これはヒストグラムの各級のバーの高さが、すべて一致したらfk-fk*は0になるということで、つまり分布の適合率が高いと、x2は小さくなるということを示しています。
検定方法
基本的には、先ほどの前提条件を利用して算出したx2を使って、以前紹介した分散の検定と同様の進め方をすればいいだけです。
検定についてご存じない方は、こちらを先にご覧になっていただくと、理解が深まると思います。

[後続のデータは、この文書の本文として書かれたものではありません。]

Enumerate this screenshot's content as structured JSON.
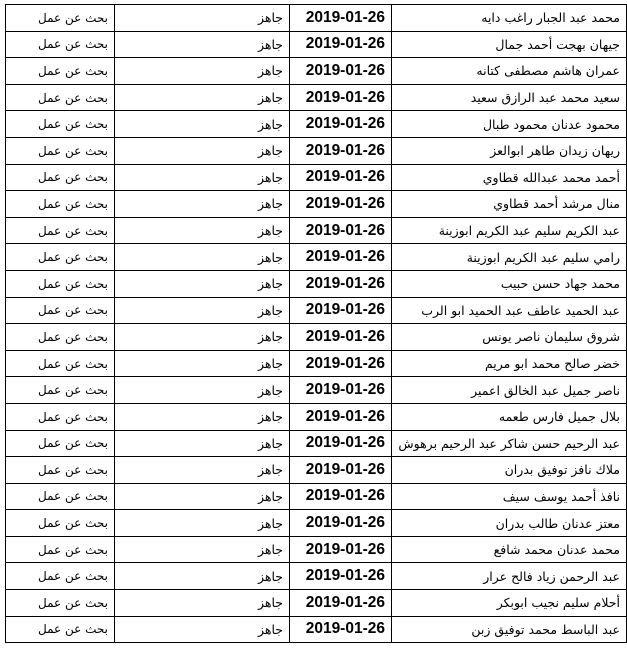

これだけだと、ピンと来ないと思いますので、例題で考えてみましょう。
自動車メーカーの市場シェアで考えてみます。
自動車メーカー、A、B、C、その他があるとします。それぞれのある地方での市場シェアはA社35%、B社30%、C社20%、その他15%とされています。
さてその地方の駐車場に駐車してある車380台について調べたところ、A社110台、B社123台、C社95台、その他52台でした。

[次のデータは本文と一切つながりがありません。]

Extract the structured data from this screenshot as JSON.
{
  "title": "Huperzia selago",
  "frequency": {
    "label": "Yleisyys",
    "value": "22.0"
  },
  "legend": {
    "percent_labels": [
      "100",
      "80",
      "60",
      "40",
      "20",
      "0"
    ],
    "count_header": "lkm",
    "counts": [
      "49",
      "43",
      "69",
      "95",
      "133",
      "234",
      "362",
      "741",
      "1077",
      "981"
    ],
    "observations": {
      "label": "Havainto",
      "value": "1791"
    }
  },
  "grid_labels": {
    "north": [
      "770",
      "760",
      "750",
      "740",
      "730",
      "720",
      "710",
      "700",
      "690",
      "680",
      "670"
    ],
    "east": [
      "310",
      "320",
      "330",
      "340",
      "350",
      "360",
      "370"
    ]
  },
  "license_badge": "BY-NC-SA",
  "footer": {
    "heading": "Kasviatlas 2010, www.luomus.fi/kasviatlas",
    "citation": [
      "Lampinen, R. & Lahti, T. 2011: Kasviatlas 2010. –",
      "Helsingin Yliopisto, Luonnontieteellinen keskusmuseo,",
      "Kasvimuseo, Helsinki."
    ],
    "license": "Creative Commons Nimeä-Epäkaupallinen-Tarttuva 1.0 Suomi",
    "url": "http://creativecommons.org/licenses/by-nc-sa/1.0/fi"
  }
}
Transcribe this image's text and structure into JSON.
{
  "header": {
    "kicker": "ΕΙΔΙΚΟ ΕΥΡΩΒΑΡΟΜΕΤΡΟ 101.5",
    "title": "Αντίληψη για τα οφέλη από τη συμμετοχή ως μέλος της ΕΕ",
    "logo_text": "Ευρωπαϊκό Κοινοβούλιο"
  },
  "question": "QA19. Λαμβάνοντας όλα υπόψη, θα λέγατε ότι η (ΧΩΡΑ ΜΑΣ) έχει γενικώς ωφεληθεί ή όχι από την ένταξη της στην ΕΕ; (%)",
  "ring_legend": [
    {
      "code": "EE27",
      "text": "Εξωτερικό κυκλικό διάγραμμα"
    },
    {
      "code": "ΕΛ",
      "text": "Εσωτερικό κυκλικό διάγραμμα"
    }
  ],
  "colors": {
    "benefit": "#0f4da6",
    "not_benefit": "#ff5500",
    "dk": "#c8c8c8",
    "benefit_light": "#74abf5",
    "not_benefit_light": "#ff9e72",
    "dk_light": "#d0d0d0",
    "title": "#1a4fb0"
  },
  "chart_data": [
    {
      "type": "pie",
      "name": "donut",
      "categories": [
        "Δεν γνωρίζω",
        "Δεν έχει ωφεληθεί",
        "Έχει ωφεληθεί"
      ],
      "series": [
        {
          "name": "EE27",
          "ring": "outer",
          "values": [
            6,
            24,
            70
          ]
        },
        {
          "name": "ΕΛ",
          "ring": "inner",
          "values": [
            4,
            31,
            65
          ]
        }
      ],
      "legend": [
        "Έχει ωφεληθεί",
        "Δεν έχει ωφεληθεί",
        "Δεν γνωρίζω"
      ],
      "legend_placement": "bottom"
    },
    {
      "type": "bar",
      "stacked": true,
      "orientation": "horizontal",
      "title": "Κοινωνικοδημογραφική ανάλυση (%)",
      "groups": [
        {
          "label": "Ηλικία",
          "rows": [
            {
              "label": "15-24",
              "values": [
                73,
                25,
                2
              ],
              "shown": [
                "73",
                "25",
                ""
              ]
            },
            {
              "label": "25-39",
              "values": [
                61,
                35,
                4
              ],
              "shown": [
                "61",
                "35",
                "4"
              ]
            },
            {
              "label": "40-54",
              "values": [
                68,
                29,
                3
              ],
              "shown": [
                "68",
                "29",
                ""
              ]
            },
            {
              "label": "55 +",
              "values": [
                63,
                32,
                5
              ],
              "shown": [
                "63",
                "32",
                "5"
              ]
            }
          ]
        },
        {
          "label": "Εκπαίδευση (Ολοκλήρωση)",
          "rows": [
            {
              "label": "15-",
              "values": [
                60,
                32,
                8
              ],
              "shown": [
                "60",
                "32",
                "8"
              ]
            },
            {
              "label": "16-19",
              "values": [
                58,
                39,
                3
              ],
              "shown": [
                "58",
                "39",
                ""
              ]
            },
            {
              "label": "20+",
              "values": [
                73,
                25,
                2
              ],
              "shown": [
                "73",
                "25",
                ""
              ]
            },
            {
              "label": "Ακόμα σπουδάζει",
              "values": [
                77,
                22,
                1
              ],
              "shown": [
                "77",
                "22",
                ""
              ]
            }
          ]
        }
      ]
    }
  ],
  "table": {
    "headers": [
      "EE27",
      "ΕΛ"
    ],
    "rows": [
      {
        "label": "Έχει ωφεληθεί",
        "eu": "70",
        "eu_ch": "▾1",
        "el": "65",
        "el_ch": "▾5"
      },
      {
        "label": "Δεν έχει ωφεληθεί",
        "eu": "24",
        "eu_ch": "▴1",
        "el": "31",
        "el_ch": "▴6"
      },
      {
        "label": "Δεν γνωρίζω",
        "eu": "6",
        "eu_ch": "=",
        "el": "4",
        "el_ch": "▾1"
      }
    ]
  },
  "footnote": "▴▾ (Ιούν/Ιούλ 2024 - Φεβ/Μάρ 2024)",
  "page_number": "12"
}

ここで駐車場の情報を元に、市場シェアが正しいか検討するとします。
まずは380台が実際に市場シェア通りに分かれたとすると
以上のような表の関係になります。
ここで帰無仮説は、市場シェアと駐車場の分布は一致しているです。
有意水準は5%とします。
次にx02を算出します。
$$x^2_0=\frac{(110-133)^2}{133}+\frac{(123-114)^2}{114}+\frac{(95-76)^2}{76}+\frac{(52-57)^2}{57}≒9.88$$
となります。
そして自由度は4-1=3となります。
カイ二乗分布表の自由度3、有意水準α=0.05の交点はx2=7.81になります。
そして9.88>7.81と、有意水準のx2より、算出したx02は大きいので
帰無仮説「市場シェアと駐車場の分布は一致している」は正しくないと判断されます。
つまり帰無仮説は棄却され、
「市場シェアは正しくない」
という対立仮説が採択されます。
以上が適合度の検定の一連の流れになります。
まとめ
この検定は集計値になら、どんなデータにも適用出来るので、量的変数だけでなく、質的変数にも適用出来ます。
通常の検定では、質的変数への適用が出来ないので、これを使いこなせれば、特にマーケティングにおいて大きな力を発揮します。
とりあえず、試しに自分の持っているデータが仮説と合致するのか検証してみましょう。
驚くべき結果が待ち受けているかもしれません。